Sounds this is not necessary any more. Do you prefer to remove this in next
version of this patch.
--
Wei Yang
Help you, Help me
On Mon, Jun 03, 2024 at 11:50:06AM -0700, Dave Hansen wrote:
>On 5/23/24 05:35, Wei Yang wrote:
>> --- a/arch/x86/kernel/head64.c
>> +++ b/arch/x86/kernel/head64.c
>> @@ -260,8 +260,7 @@ unsigned long __head __startup_64(unsigned long physaddr,
>>
>> /* fixup pages that are part of the kernel image */
>> for (; i <= pmd_index((unsigned long)_end); i++)

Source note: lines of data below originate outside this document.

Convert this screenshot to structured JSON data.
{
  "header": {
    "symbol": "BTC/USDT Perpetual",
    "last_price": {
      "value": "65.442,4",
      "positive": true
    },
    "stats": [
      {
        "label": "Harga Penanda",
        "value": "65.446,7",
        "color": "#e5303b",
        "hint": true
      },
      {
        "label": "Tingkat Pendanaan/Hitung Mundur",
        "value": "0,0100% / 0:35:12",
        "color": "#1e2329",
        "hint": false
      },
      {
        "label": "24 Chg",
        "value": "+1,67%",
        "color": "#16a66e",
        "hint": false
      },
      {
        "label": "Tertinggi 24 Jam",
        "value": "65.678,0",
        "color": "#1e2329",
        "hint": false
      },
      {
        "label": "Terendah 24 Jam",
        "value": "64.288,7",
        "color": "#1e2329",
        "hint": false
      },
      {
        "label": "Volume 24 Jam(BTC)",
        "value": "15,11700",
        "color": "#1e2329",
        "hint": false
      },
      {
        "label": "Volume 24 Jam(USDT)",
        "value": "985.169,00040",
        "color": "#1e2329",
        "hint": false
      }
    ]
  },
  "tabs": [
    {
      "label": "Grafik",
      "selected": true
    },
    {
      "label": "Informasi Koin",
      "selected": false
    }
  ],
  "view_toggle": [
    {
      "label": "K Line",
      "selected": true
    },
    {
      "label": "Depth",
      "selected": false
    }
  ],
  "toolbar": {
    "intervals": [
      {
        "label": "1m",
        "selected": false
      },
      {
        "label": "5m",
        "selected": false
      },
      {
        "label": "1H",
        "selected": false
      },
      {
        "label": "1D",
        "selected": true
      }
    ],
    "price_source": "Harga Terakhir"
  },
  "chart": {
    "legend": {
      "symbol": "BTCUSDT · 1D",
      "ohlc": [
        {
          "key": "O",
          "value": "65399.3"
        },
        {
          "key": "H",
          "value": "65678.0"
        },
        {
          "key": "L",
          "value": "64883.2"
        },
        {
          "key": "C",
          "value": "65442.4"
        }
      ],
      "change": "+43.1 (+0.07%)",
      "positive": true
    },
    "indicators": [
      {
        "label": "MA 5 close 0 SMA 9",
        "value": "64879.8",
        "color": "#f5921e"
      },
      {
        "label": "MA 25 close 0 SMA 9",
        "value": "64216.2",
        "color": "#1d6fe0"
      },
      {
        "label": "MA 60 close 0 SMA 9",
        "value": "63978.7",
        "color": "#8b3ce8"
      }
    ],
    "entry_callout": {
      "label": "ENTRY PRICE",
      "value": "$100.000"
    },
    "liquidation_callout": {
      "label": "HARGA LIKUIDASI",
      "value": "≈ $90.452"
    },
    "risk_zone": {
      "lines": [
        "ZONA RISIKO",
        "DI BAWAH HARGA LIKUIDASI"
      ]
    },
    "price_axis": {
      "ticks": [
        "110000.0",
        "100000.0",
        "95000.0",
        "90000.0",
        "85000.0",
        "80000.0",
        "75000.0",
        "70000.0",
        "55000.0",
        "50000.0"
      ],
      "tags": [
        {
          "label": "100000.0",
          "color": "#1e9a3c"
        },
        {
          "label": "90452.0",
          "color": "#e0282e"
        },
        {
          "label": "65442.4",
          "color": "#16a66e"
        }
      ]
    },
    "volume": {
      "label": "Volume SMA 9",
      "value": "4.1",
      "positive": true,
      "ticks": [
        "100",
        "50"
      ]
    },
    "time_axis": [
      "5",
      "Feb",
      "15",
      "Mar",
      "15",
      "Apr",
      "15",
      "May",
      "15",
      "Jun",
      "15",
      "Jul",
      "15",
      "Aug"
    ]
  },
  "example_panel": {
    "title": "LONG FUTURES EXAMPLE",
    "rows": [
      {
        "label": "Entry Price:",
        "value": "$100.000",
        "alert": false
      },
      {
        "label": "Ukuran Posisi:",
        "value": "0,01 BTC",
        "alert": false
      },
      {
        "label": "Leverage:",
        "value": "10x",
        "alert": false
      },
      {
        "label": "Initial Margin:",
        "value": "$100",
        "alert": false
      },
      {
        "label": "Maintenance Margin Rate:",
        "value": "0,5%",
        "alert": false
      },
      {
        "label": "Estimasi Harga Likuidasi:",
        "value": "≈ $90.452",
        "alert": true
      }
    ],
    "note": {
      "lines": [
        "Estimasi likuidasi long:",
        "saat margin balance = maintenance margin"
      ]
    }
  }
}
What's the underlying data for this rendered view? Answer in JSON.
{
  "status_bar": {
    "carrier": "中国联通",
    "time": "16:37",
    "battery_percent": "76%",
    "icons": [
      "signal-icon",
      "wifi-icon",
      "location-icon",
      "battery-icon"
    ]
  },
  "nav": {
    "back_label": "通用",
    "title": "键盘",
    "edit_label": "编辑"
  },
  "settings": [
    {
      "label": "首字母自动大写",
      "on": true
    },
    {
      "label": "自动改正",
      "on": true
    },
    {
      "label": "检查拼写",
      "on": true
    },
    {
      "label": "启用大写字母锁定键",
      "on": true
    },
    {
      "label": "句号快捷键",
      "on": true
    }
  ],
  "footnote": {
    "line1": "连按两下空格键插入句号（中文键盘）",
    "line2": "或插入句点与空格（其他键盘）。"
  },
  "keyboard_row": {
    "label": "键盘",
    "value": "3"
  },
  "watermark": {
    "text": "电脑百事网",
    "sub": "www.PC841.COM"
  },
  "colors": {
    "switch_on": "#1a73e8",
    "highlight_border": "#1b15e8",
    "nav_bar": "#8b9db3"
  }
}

>> - if (pmd[i] & _PAGE_PRESENT)
>> - pmd[i] += load_delta;
>> + pmd[i] += load_delta;
>
>So, I think this is correct. But, man, I wish folks would go through
>the git history and make it clear that they understand _how_ the code
>got the way it is.
>
>I suspect that the original _PAGE_PRESENT check wasn't even necessary if
>cleanup_highmap() really did fix things up. But this commit:
>
> 2aa85f246c18 ("x86/boot/64: Make level2_kernel_pgt pages invalid
> outside kernel area")
>
>tweaked things to actively clear out PMDs that weren't populated in
>Kirill's original loop. It didn't touch the _PAGE_PRESENT check. But
>it certainly did imply that the PMD doesn't have any holes in it and
>there's nothing int he middle that needs _PAGE_PRESENT cleared.
>
>> level2_kernel_pgt compiled with _PAGE_PRESENT set. The check is
>> redundant
>
>This isn't super reassuring. It also depends on nothing having munged
>the page tables up to this point. The code is also a bit cruel in that
>it manipulates two different sets of PMDs with the same 'pmd' variable.
>
>Also, is this comment still accurate after '2aa85f246c18'?
>
>> * Fixup the kernel text+data virtual addresses. Note that
>> * we might write invalid pmds, when the kernel is relocated
>> * cleanup_highmap() fixes this up along with the mappings
>> * beyond _end.
Hi, Dave
Do you have other suggestions? What do I expect to do next?
--
Wei Yang
Help you, Help me